The E-4B is the aircraft that in case of nuclear war would be the airborne command post for the president of the United States, the secretary of defense, and other high government officials. These aircraft are based at Offutt Air Force Base, Neb.
The E-6B Airborne Command Post, a modified Boeing 707 jetliner, serves as a backup to the U.S. Strategic Command Global Operations Center should the ground-based site be unable to fulfill its mission. The E-6B Airborne Command Post has a crew of 22, including pilots, communications operators, and battle staff personnel.
The E-6B is designed to be a versatile command-and-control aircraft in times of nuclear confrontation. Acting as the Airborne Command Post, it can serve as the Airborne Launch Control System with its ability to communicate launch codes directly to land-based ICBM sites. The E-6B aircraft could command ICBM launch if the launch control centers are unable to perform their missions.

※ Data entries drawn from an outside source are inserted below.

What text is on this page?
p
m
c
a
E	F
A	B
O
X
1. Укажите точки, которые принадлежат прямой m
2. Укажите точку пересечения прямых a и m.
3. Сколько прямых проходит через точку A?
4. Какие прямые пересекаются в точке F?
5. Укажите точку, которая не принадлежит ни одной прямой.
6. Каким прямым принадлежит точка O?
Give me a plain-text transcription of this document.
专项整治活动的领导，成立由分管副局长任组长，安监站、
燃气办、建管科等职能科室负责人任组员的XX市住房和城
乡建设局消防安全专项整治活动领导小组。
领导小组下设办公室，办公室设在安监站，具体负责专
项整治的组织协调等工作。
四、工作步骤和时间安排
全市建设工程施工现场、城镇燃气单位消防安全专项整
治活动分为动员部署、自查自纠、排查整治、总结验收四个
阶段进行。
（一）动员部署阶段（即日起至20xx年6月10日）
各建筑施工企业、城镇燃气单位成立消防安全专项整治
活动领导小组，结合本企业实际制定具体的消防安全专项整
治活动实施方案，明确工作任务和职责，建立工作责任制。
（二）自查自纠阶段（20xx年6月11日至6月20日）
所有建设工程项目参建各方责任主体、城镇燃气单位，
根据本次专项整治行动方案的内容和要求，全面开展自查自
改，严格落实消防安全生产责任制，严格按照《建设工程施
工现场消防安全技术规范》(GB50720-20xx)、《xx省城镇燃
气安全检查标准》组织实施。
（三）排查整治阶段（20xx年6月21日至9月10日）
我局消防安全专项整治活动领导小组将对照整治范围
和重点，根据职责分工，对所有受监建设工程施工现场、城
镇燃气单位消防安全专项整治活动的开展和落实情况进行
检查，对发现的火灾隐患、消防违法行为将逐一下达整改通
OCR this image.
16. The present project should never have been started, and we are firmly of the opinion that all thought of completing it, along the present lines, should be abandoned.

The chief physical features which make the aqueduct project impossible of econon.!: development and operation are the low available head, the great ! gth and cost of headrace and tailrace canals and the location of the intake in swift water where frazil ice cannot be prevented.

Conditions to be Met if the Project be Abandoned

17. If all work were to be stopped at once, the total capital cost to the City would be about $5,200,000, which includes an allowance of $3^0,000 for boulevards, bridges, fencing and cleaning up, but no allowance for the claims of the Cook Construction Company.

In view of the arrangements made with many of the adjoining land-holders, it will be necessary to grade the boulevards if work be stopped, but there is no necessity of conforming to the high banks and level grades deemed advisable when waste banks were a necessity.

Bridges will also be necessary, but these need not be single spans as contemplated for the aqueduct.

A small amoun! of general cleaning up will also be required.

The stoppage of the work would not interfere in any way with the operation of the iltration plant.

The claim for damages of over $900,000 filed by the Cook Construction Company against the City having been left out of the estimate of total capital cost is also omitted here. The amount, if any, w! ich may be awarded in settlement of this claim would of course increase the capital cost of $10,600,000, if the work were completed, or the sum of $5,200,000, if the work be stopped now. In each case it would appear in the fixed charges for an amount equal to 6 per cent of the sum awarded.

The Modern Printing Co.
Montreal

The E-6B, in addition to its ability to communicate with land-based ICBM sites, can communicate with deployed U.S. Navy ballistic missile submarines in the aircraft's additional role as the Take Charge and Move Out (TACAMO) communications relay. As the TACAMO aircraft, the E-6B can deploy a 2.5-mile trailing wire antenna to give orders to submerged submarines over the vessels' very-low-frequency/low-frequency (VLF/LF) communications systems, which can receive information through the water at very slow data rates.
The E-6B aircraft also can communicate over UHF and EHF military satellite links. The E-6B fleet is based at Tinker Air Force Base, Okla.
The final node in the Nuclear Command and Control System is the Mobile Consolidated Command Center, which is a convoy of trucks that can deploy in a nuclear crisis as a road-mobile backup to the Global Operations Center or Airborne Command Post, if circumstances warrant a mobile land-based strategic command post.